Then it pays off to be in a wheelchair
I hate the cold, hence we often travel to warmer countries.
When you sit in a wheelchair, you can not run yourself warm, do cartwheels, somersaults or jump on the spot.
Are you cold, there is no turning back, you only get colder as the minutes go by, and I can’t stand it.
Due to my disability, the coldness makes my joints hurt, so it’s not just because I am a crybaby.
On this trip to Tromsø, above the Arctic Circle in Norway, I learned a G R E A T T I P if you are in a wheelchair!
When arriving at the airport we went in line for a cab to bring us into the city.
The first new taxi-driver to arrive stopped right in front of us, even though we were number 25-35 in line.
First I felt a bit embarrassed to skip line, and I asked the taxi-driver if he was sure this was the way to do it?
He said; “Well I’m only doing what the law tells me to do.” “Handicapped people are always first priority because you have limit options when it comes to use public transportation. The cold is bad and you sit still without being able to move to get warm.”
I can already tell; this is going to be a wonderful trip!
Tromsø is called he capital of the Arctic, and our main focus in this part of Norway, is to see the Northern Lights. There is never any guaranty with nature, so all we can do is cross our fingers and hope for the best.
We are 350-400 km above the Arctic Circle, some 2200 km south of the North Pole, in the far north of Norway. Some people claim the climate is pleasantly moderated because of the Gulf Stream. I however only felt the cold. I think they must have hidden the pleasant climate somewhere far away when we were there. It was no were to be found.

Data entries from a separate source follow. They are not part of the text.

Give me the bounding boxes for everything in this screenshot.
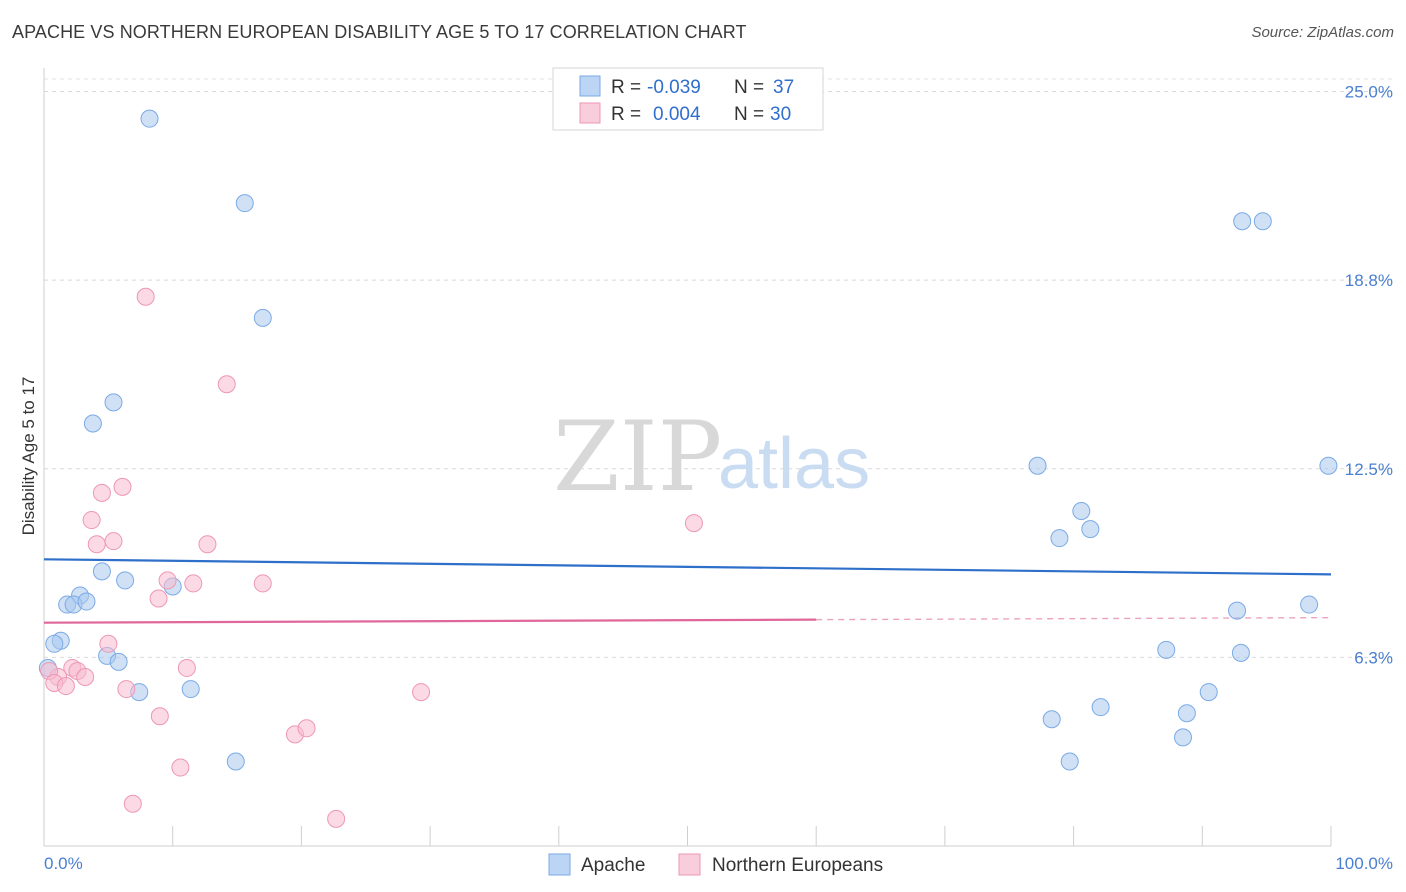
northern-point-26 — [171, 758, 190, 777]
legend-apache-r-label: R = — [611, 77, 641, 98]
legend-swatch-apache — [579, 75, 601, 97]
apache-point-32 — [1177, 704, 1196, 723]
northern-point-4 — [82, 511, 101, 530]
northern-point-27 — [123, 794, 142, 813]
northern-point-29 — [684, 514, 703, 533]
legend-apache-r-value: -0.039 — [647, 77, 701, 98]
y-tick-label-0: 6.3% — [1354, 648, 1393, 667]
legend-northern-r-label: R = — [611, 104, 641, 125]
apache-point-11 — [77, 592, 96, 611]
watermark-zip: ZIP — [553, 401, 722, 513]
apache-point-15 — [109, 652, 128, 671]
trend-line-0 — [43, 558, 1332, 576]
northern-point-8 — [158, 571, 177, 590]
legend-swatch-northern — [579, 102, 601, 124]
apache-point-30 — [1231, 643, 1250, 662]
legend-northern-n-value: 30 — [770, 104, 791, 125]
y-tick-label-1: 12.5% — [1345, 460, 1393, 479]
apache-point-19 — [226, 752, 245, 771]
northern-point-10 — [253, 574, 272, 593]
northern-point-22 — [412, 683, 431, 702]
trend-line-1 — [43, 618, 817, 624]
y-axis-title: Disability Age 5 to 17 — [19, 377, 38, 536]
northern-point-16 — [76, 667, 95, 686]
apache-point-26 — [1319, 456, 1338, 475]
northern-point-28 — [327, 809, 346, 828]
apache-point-6 — [116, 571, 135, 590]
apache-point-13 — [45, 634, 64, 653]
apache-point-24 — [1233, 212, 1252, 231]
apache-point-36 — [1060, 752, 1079, 771]
y-tick-labels: 6.3% 12.5% 18.8% 25.0% — [1345, 83, 1393, 668]
northern-point-5 — [87, 535, 106, 554]
northern-point-1 — [217, 375, 236, 394]
northern-point-9 — [184, 574, 203, 593]
apache-point-34 — [1042, 710, 1061, 729]
x-tick-min: 0.0% — [44, 854, 83, 873]
apache-point-4 — [83, 414, 102, 433]
legend-northern-n-label: N = — [734, 104, 764, 125]
apache-point-33 — [1091, 698, 1110, 717]
apache-point-23 — [1072, 502, 1091, 521]
apache-point-0 — [140, 109, 159, 128]
bottom-legend-apache-label: Apache — [581, 855, 645, 876]
northern-point-12 — [99, 634, 118, 653]
apache-point-1 — [235, 194, 254, 213]
data-points — [38, 109, 1338, 828]
apache-point-18 — [181, 680, 200, 699]
chart-title: APACHE VS NORTHERN EUROPEAN DISABILITY A… — [12, 22, 747, 42]
stats-legend: R = -0.039 N = 37 R = 0.004 N = 30 — [552, 67, 824, 131]
apache-point-29 — [1157, 640, 1176, 659]
trend-lines — [43, 558, 1332, 624]
apache-point-3 — [104, 393, 123, 412]
legend-apache-n-label: N = — [734, 77, 764, 98]
apache-point-2 — [253, 308, 272, 327]
northern-point-6 — [104, 532, 123, 551]
northern-point-2 — [113, 477, 132, 496]
apache-point-25 — [1253, 212, 1272, 231]
northern-point-7 — [198, 535, 217, 554]
legend-apache-n-value: 37 — [773, 77, 794, 98]
apache-point-5 — [92, 562, 111, 581]
apache-point-28 — [1228, 601, 1247, 620]
apache-point-31 — [1199, 683, 1218, 702]
northern-point-25 — [297, 719, 316, 738]
apache-point-22 — [1050, 529, 1069, 548]
northern-point-11 — [149, 589, 168, 608]
apache-point-35 — [1173, 728, 1192, 747]
bottom-legend-swatch-northern — [678, 853, 701, 876]
x-tick-max: 100.0% — [1335, 854, 1393, 873]
northern-point-23 — [150, 707, 169, 726]
legend-northern-r-value: 0.004 — [653, 104, 701, 125]
northern-point-19 — [56, 677, 75, 696]
northern-point-21 — [177, 658, 196, 677]
axes — [43, 68, 1332, 847]
trend-line-extension-1 — [816, 616, 1332, 621]
source-credit: Source: ZipAtlas.com — [1251, 24, 1394, 41]
gridlines — [44, 78, 1392, 658]
northern-point-20 — [117, 680, 136, 699]
apache-point-21 — [1028, 456, 1047, 475]
apache-point-20 — [1081, 520, 1100, 539]
bottom-legend-swatch-apache — [548, 853, 571, 876]
apache-point-27 — [1300, 595, 1319, 614]
northern-point-3 — [92, 483, 111, 502]
watermark-atlas: atlas — [718, 424, 870, 504]
y-tick-label-2: 18.8% — [1345, 271, 1393, 290]
bottom-legend-northern-label: Northern Europeans — [712, 855, 883, 876]
series-legend: Apache Northern Europeans — [548, 853, 883, 876]
northern-point-0 — [136, 287, 155, 306]
y-tick-label-3: 25.0% — [1345, 83, 1393, 102]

Yet Tromsø is surrounded by gorgeous snow covered mountains, jaw dropping fjords and islands. It’s a quiet but beautiful city with culture and history. The main part of town stretches along the east shore of the island of Tromsøya, which in English often becomes to “Tromsø Island”. The island is linked to the mainland by a gracefully arched bridge.
The city’s remarkable center, on the island of Tromsø, is notable by its centuries-old and colorful, wooden houses. The streets are not too large and traffic crawls by. It is reminiscent of a scenery to a Christmas Carol. The snow is spread out like a wall-to-wall carpet, glistening with white ice crystal , which sparkles in the sun. It all looks adorable and so idyllic.
Bring extra cash!
Eating in Tromsø is not for the poor. I know a lot of people think Denmark is expensive. As a Dane I’m used to the prices in Denmark, and enjoy the-able-to-pay-prices when we usually travel.
Even though a bell ring in the back of my head; telling me eating and drinking in Norway is outrageous, I was taken with my pants down. If going to Norway, bring extra cash!
The art scene thrives in Tromsø. You can find several galleries and the street-art is beautiful.
The Arctic Cathedral
We went east of Tromsø across the Tromsøyasundet (The Tromso Sound), to the mainland. Alternately by the 3 km. long Tromsø Sound Tunnel and preferably by the 1016 meters long Tromsø Bridge.
On the mainland part of town, we find the majestic Arctic Cathedral. The Arctic Cathedral is from 1965. The Cathedral is overwhelming with the towering stained-glass windows, which dominates the skyline.
Exploring the islands
Well we didn’t just went east of Tromsø. We went north, west, east and south. We rented a car because that was the only way I could join the many trips we did in the area.
The landscapes are intoxicating, and I enjoyed ever minute of them in the nicely heated car.
The red stick you see on the photo is to read how deep the snow level is. Occasionally we see them almost buried, then we choose to go in a different direction.
I’ve had fun with some of the photos.
No matter where you look, the snow lays thick and consistent.
The daytime is absorbed with beautiful images of the Norwegian mountains, clear blue sky, turquoise fjords, drifting clouds leading us from village to village. We drive from island to island and up and down the coast of the mainland.
The Northern Lights in our hearts
We also drive quite a lot during the night time, but not as far away from the city. Just far enough so the sky isn’t lit up by the city light. It’s a constant hunt to see the Northern Light.
I think we are both quite pessimistic. Hour after hour we talk about what to expect, which direction to look in, how far away is it? The mind spins and your imagination has no limits of what to hope for.
The last night with a clear sky there are a sudden marking on the sky. Two long lines that move synchronously. Then, more and more. Different patterns and shapes that winds and twists, jump up and down. The Northern Lights is dancing. YES !!! Then it finally happened. It is magical and wonderful. The next few hours we will have our very own light show above us. The Arctic sky can be rather special, it conjures treasures.